Номоконов представил, как готовит к бою винтовку «узкоглазый» якут Николай Юшманов, и снова улыбнулся. Не прячется человек за книги и журналы. Побеседует с солдатами, подскажет, разъяснит — и на «нейтралку». С фашистами особый разговор ведёт коммунист Юшманов.

Снег шёл всю ночь, под его все растущим слоем было сухо и тепло. На рассвете Номоконов выкурил трубку, проделал маленькую отдушину; взял бинокль и стал рассматривать передний край врага.

Немецкая траншея, опоясавшая рощицу, была совсем рядом —метрах в трехстах. Полоска низкорослого ельника перед бруствером, специально оставленная немцами, не позволяла хорошо просмотреть траншею с нашего переднего края. Но в полдень, когда перестал сыпать снег, Номоконову, затаившемуся на бугре, как раз на фланге изгиба траншеи, все стало видно как на ладони.

Проволочное заграждение, чёрный край срезанной земли. Медленно проплывшая голова в каске… Взметнувшаяся лопата… Комки грязного снега, вылетающие на бруствер… Номоконов определил, где у немцев укрытия от артогня и огневые точки. В одном месте гитлеровцы затеяли игру в снежки: взлетали вверх белые круглые комочки. Стрелок навёл винтовку на облепленного снегом солдата, вдруг выскочившего на бруствер, но не выстрелил.
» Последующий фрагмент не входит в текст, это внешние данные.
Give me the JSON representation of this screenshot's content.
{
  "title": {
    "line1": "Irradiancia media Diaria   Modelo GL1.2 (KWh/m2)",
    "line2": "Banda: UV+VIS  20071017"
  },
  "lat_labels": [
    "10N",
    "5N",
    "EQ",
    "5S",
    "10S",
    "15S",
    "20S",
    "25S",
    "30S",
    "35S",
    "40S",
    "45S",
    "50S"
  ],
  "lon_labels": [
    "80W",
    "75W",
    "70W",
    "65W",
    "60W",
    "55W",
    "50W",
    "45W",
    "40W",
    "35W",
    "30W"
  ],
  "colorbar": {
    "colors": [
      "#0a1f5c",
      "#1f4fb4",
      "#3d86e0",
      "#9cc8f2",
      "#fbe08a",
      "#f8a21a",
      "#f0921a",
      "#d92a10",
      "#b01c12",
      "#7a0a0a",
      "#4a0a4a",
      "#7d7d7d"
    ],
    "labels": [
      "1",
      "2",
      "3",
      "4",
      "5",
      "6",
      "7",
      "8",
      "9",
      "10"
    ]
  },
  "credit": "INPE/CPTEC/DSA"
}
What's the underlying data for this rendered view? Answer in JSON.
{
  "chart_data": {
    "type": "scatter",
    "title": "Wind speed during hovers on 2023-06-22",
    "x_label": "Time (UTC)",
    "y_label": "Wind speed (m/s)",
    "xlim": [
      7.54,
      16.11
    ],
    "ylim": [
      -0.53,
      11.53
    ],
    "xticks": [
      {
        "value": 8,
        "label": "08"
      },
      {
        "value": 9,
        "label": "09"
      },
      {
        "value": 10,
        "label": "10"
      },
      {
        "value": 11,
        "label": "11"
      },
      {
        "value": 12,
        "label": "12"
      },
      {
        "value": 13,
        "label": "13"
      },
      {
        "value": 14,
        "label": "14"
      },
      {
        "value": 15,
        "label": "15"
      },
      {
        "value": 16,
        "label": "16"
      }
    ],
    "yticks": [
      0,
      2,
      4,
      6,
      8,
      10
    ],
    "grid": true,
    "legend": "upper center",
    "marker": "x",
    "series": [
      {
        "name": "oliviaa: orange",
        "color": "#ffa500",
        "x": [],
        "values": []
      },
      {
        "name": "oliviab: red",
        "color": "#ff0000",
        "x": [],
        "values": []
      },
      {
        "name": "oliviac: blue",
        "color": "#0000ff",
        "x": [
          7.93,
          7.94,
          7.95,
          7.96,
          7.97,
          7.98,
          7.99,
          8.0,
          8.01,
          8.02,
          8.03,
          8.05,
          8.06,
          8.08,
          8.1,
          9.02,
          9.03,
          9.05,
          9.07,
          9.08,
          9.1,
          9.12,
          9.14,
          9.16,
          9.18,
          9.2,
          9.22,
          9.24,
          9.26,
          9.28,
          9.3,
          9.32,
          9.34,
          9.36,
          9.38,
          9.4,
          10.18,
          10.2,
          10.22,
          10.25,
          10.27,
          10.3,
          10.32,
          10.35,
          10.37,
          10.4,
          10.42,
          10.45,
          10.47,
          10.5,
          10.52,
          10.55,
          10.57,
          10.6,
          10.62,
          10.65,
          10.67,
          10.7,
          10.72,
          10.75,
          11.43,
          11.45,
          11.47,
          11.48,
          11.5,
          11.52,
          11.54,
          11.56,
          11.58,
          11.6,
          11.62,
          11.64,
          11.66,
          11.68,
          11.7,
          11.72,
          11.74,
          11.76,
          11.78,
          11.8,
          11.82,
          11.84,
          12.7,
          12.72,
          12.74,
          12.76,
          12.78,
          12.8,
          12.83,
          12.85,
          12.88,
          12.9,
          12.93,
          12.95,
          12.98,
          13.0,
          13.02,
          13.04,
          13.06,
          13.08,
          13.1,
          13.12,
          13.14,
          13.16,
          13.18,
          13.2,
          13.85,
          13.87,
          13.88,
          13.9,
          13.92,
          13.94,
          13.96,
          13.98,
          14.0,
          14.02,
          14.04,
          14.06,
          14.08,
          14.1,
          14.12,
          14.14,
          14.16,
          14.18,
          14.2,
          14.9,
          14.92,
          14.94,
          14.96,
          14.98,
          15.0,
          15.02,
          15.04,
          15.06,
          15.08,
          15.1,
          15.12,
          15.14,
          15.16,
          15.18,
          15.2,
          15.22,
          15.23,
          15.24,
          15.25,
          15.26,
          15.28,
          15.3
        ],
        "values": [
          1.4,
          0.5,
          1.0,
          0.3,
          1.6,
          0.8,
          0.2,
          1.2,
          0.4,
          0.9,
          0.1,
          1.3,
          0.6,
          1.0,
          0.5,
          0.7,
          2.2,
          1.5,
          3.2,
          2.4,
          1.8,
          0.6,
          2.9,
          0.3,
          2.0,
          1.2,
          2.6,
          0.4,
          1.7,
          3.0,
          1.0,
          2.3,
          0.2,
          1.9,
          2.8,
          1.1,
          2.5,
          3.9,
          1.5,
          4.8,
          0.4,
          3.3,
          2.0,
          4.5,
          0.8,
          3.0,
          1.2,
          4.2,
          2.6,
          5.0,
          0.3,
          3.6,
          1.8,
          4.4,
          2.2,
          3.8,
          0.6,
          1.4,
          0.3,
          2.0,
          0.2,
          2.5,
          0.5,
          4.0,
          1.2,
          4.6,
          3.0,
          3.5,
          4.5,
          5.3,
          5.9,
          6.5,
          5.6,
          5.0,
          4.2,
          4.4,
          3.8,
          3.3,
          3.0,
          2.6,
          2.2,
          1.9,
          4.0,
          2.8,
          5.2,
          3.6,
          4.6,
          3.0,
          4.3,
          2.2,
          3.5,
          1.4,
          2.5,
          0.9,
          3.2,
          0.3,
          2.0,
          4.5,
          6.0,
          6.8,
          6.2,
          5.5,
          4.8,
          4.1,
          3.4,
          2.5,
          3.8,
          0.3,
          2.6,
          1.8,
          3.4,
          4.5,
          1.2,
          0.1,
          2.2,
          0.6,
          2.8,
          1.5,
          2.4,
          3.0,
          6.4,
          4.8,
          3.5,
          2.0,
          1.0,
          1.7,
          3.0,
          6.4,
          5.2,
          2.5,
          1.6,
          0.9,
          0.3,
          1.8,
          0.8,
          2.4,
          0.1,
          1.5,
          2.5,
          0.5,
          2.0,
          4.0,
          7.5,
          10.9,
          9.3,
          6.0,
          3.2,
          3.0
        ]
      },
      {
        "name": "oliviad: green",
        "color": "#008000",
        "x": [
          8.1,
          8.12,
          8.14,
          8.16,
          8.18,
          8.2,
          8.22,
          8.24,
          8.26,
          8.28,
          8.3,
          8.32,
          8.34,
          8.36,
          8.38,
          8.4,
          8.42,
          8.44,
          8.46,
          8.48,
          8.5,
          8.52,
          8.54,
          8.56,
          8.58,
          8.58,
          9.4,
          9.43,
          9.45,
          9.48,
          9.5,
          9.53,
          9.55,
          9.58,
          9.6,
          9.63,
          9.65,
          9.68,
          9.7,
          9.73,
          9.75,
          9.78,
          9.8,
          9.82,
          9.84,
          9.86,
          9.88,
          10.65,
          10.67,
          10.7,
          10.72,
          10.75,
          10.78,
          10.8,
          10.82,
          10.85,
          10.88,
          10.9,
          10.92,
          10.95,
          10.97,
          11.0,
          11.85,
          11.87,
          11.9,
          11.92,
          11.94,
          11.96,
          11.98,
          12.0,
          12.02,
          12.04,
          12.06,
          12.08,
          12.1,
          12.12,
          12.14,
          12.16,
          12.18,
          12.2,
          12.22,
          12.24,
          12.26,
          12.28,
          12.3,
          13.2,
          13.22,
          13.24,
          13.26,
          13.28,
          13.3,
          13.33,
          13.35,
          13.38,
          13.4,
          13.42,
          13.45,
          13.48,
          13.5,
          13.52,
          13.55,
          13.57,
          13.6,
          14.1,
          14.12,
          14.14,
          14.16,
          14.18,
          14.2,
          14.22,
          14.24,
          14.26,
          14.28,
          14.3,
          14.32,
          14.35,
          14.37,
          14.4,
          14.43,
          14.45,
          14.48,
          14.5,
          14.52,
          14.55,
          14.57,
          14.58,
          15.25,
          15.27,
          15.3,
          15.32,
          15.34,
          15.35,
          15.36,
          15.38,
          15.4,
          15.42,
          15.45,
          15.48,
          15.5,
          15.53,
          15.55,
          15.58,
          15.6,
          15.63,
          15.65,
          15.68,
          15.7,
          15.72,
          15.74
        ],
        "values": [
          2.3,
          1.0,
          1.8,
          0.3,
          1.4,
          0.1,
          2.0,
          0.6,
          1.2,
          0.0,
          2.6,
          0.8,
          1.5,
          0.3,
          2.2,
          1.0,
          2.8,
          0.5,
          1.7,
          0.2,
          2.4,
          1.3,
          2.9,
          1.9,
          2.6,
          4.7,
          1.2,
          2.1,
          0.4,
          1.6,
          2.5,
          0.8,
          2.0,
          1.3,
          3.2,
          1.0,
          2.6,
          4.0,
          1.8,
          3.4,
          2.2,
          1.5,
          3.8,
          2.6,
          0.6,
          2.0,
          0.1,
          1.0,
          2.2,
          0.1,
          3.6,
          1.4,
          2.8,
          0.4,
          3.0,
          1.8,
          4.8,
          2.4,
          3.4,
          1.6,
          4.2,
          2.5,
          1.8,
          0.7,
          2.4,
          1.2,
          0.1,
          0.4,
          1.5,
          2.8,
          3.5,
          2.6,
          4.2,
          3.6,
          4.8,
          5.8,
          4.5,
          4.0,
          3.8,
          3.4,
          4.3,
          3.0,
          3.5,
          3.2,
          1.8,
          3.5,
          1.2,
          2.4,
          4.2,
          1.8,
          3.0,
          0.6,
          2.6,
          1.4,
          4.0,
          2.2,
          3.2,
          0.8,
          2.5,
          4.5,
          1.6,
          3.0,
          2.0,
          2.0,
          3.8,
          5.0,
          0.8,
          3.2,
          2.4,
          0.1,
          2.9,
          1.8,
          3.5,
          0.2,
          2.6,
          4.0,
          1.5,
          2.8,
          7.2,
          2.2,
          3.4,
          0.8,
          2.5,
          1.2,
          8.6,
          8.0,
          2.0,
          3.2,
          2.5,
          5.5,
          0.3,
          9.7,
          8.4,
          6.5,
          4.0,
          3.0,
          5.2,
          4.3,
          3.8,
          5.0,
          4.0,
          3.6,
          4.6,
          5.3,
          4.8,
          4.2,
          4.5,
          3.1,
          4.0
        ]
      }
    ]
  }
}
«Наверное, те, которые поважнее, греться ушли», — подумал Номоконов и перевёл бинокль к ходу сообщения, тянувшемуся к рощице. На тропинке виднелись свежие следы, и стрелок пожалел, что ненастье не кончилось на рассвете. Ему не удалось увидеть, как пришельцы из чужих мест хлопали рукавами шинелей и по ходу сообщения, который просматривался во всю длину, уходили в лес, к блиндажам. Вот тогда можно было поработать. Номоконов не боялся за себя. Он уже многое познал из снайперской науки. С рассветом началась артиллерийская перестрелка, и сквозь её грозный гул не услышать немцам выстрела трехлинейной винтовки. Можно по удару пули определить позицию снайпера и послать солдат искать его. А наши пулемётчики что — смотреть будут, как фашисты на открытое место вылезут? И минное поле есть перед немецкой траншеей. А если несколько солдат, проделав проходы, поползут по снегу? Пусть попробуют поищут его, если им жить надоело!

В полдень в кустарнике, росшем на опушке рощицы, мелькнули две серые тени, и Номоконов шевельнул винтовкой. Скользя, хватаясь руками за ветви, к ходу сообщения торопливо шли два немецких офицера. Номоконов взял на мушку заднего, высокого ростом, все время поправлявшего рукой фуражку. Палец мягко лёг на спусковой крючок. Вот здесь, на бровке, перед ходом сообщения, смерть фашисту!

Люди в зелёных шинелях все время озабоченно оглядывались, жестикулировали, и какое-то чувство заставило Номоконова снова повременить с выстрелом.

Отчётливо всплыл в памяти тёплый июньский вечер, когда вот так, затаившись, сидел он на дереве возле солонцов. Замерев, как изваяние, с утра скрадывал зверя колхозный охотник, а его все не было. Когда солнце спряталось за гору, на лужайку тихо вышли две косули. Почему-то оглядывались они влево, на чащу, нервно поводили большими ушами. Не стал стрелять охотник в верную добычу, не шевельнулся. Он догадался: в чаще стоит большой осторожный зверь. И в самом деле. Вдруг вышел на лужайку могучий изюбр-пантач, фыркнул на коз, отогнал и, гордо поведя головой, принялся грызть солёную землю…

Офицеры спрыгнули в траншею, и Номоконов понял, что надо ждать «крупного зверя». Засуетились, забегали солдаты — все чаще мелькали их головы. На бруствер в разных местах полетели комья снега. К ходу сообщения подошёл высокий офицер и стал всматриваться в лес. Томительно-радостное чувство охватило Но-моконова. Теперь он не сводил глаз с кустарника, возле которого протянулась свежая тропинка. Сердце билось ровно и спокойно —советовало стрелку не торопиться, ждать.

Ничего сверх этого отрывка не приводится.